New Zealand Cricket, you’ve lost me.
And I know you don’t care.
In fact, it’s worse than that — you couldn’t give a snort’s stuff. You probably laugh and roll your eyes at people like me — the older generations, the lifeblood of your support base for the past 50 years. We’ve been your most loyal customers, rain or shine, through collapses, comebacks, and countless coffees brewed in the early hours to watch the boys in black on the other side of the world.
But somewhere along the way, you stopped caring about us.
This new administration seems beholden to the almighty ICC dollar, kneeling at the feet of players who now treat the silver fern not as an honour, but as a ticket — a stepping stone to the next big global T20 payday. The national team used to be the pinnacle. Now it’s just another line on a résumé between stints in the Texas Tugboaters and the London Lollylickers (or whatever other make-believe franchises are floating around these days).
Take the recent Chappell–Hadlee series.
Played in New Zealand. In October. Rainy, cold, unpredictable October. The most unsettled time of year, when even the sheep are still debating whether it’s spring yet. And what genius scheduled it to clash with the Bledisloe Cup — on the same night, no less? That’s not just poor planning; that’s self-sabotage.
And what happened?
It rained.
Well, bowl me middle stump over with a marshmallow — who could’ve possibly seen that coming?
A three-match T20 series against Australia. A token gesture, really. Because getting our top players to turn up these days seems to depend more on their personal calendar than the national one.
This was the Chappell–Hadlee Trophy, for heaven’s sake — the most prestigious one-day prize in our cricketing calendar, honouring Sir Richard Hadlee himself, the holiest name in New Zealand cricket. And where was our current hero, Kane Williamson? Sitting it out — in his own hometown.
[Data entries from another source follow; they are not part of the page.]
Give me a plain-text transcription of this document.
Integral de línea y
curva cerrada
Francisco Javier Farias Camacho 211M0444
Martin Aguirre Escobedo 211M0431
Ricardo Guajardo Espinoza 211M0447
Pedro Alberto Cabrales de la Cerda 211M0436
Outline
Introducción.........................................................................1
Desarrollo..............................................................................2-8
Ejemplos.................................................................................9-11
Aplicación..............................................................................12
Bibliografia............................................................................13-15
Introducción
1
Now don’t get me wrong, I have immense respect for Kane. His record, his grace, his leadership — all world-class. But Sir Richard Hadlee didn’t skip matches in Christchurch because the timing wasn’t ideal. Kane may be a great, but he’s not Sir Richard. Not yet — and not like this.
And next year, when the T20 World Cup rolls around? You bet he’ll be available. Same for Trent Boult. Their agents will be speed-dialling NZC faster than you can say “player welfare,” declaring their undying commitment to the fern — just in time for the global spotlight and the TV cameras.
Because deep down, they know something: nobody cares about the endless churn of T20 leagues, outside of the IPL. The rest are wallpaper cricket — forgotten before the post-match interview ends. Sure, they earn millions, but it’s invisible money, earned in invisible matches. And players feel that.
So no, I wouldn’t pick them next year. Not if they can’t be bothered showing up for the Chappell–Hadlee. That’s not loyalty. That’s branding.
And that’s what New Zealand Cricket has become: a marketing department that happens to run a cricket team.
A glossy balance sheet with hashtags and TikToks instead of history and heart.
You mock us oldies — our loyalty, our “nostalgia,” our insistence that playing for your country means something. You treat trophies named after legends as little more than PR assets. You forget that the only reason these modern players have a global platform is because they once wore the fern with pride, not profit.
So yes, NZC — you’ve lost me.
I’ll still watch the Ashes this summer, because that’s still real cricket. Test cricket remains brilliant theatre, honest sport, untainted by gimmicks.
But your version? Your rain-soaked October scheduling, your token series, your Instagram-era marketing exercise
It’s left me cold. Just like the weather in Tauranga.